Daniel Carlat, who treats patients with drugs, candidly says "his work consists of asking patients a series of questions about their symptoms to see whether they match up with any of the disorders in the DSM. This matching exercise, he writes, provides “the illusion that we understand our patients when all we are doing is assigning them labels.” Often patients meet criteria for more than one diagnosis, because there is overlap in symptoms. For example, difficulty concentrating is a criterion for more than one disorder. One of Carlat’s patients ended up with seven separate diagnoses. “We target discrete symptoms with treatments, and other drugs are piled on top to treat side effects.” A typical patient, he says, might be taking Celexa for depression, Ativan for anxiety, Ambien for insomnia, Provigil for fatigue (a side effect of Celexa), and Viagra for impotence (another side effect of Celexa)."
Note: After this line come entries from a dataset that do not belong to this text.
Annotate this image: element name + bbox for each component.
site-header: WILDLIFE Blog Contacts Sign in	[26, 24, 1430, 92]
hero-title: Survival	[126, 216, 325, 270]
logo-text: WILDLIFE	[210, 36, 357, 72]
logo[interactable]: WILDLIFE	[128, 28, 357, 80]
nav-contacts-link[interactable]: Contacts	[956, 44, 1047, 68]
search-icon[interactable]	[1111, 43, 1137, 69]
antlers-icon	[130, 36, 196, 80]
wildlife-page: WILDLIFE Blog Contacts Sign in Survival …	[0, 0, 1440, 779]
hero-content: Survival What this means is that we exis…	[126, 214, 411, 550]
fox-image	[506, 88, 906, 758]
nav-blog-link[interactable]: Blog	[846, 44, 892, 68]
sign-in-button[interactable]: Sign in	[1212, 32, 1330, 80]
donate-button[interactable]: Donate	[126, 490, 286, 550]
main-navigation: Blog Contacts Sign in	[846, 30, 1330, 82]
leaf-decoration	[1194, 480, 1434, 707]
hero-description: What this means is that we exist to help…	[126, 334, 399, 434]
"The pharmaceutical industry influences psychiatrists to prescribe psychoactive drugs even for categories of patients in whom the drugs have not been found safe and effective. What should be of greatest concern for Americans is the astonishing rise in the diagnosis and treatment of mental illness in children, sometimes as young as two years old. These children are often treated with drugs that were never approved by the FDA for use in this age group and have serious side effects. The apparent prevalence of “juvenile bipolar disorder” jumped forty-fold between 1993 and 2004, and that of “autism” increased from one in five hundred children to one in ninety over the same decade. Ten percent of ten-year-old boys now take daily stimulants for ADHD—”attention deficit/hyperactivity disorder”—and 500,000 children take antipsychotic drugs."